Они проходят мимо какого-то мемориального комплекса. За оградой одноэтажные здания казарменного типа, обелиски. Шустов говорит, что это казармы или тюрьма. По дорожке за оградой идут туристы с белыми флажками, на которых краснеет круг.

– А вот и гонцы солнца, – бросает Шустов.

Кристина снимает их через ограду.

За мемориальным комплексом видна уже настоящая военная часть. Под масксеткой стоит техника. Солдаты играют в баскетбол. Кристина снимает их.

– Как бы нашу съемочную группу не скрутили, – предупреждает Шустов. – У них же все еще война на дворе.

Кристина вопросительно оглядывается.

– Мир-то с Севером они так и не заключили, – продолжает Шустов.

Кристина перестает снимать, прячет смартфон в рыжую сумочку. Они обходят военную часть стороной, дорожки ведут куда-то выше, глубже в парк. Снегопад прекратился совсем. На ветвях чистые снежные шапки. Молча они идут по дорожке выше. Под ногами мелкая кленовая листва карминного цвета.
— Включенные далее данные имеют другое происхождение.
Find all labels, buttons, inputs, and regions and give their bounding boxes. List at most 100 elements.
– Что, идем дальше? – спрашивает Кристина.

Шустов пожимает плечами.

И они продолжают восхождение куда-то, словно помимо своей воли. Кристина замечает что-то на сосне, достает смартфон, наводит – на ветке сидит перламутровая птица.

– Да это корейская сестрица нашей горлицы, – определяет Кристина. – Красотка.

– Павлины здесь водятся? – спрашивает Шустов.

– Ты же видишь, сколько снега.

– Первый снег… Да-а… Помню, такой же выпал на горе в сентябре. Я поднялся туда один, еще до твоего приезда в заповедник.

– Я помню, – отозвалась Кристина, – ты рассказывал. Это было шестнадцатого сентября. Твое любимое магическое число с тех пор.

Шустов сдвинул шапку на затылок, удивленно глядя на женщину.

– Все точно. Как это ты не забыла?

Кристина развела руками – и вдруг присела. Это было похоже на артистический поклон.

Шустов засмеялся.

– А ведь ты когда-то в молодежном театре играла! – вспомнил и он. – Но сбежала от режиссера-совратителя… Сволочь. Вдруг он убил великую актрису. Нашу Мерил Стрип.

Кристина смахнула с порозовевшего помолодевшего лица снежинку – или что-то, отвернулась к городу, видневшемуся в прореху между сосновыми заснеженными кронами. Корейская горлица захлопала крыльями и улетела, осыпав снег. И снег заискрился в ударившем луче солнца.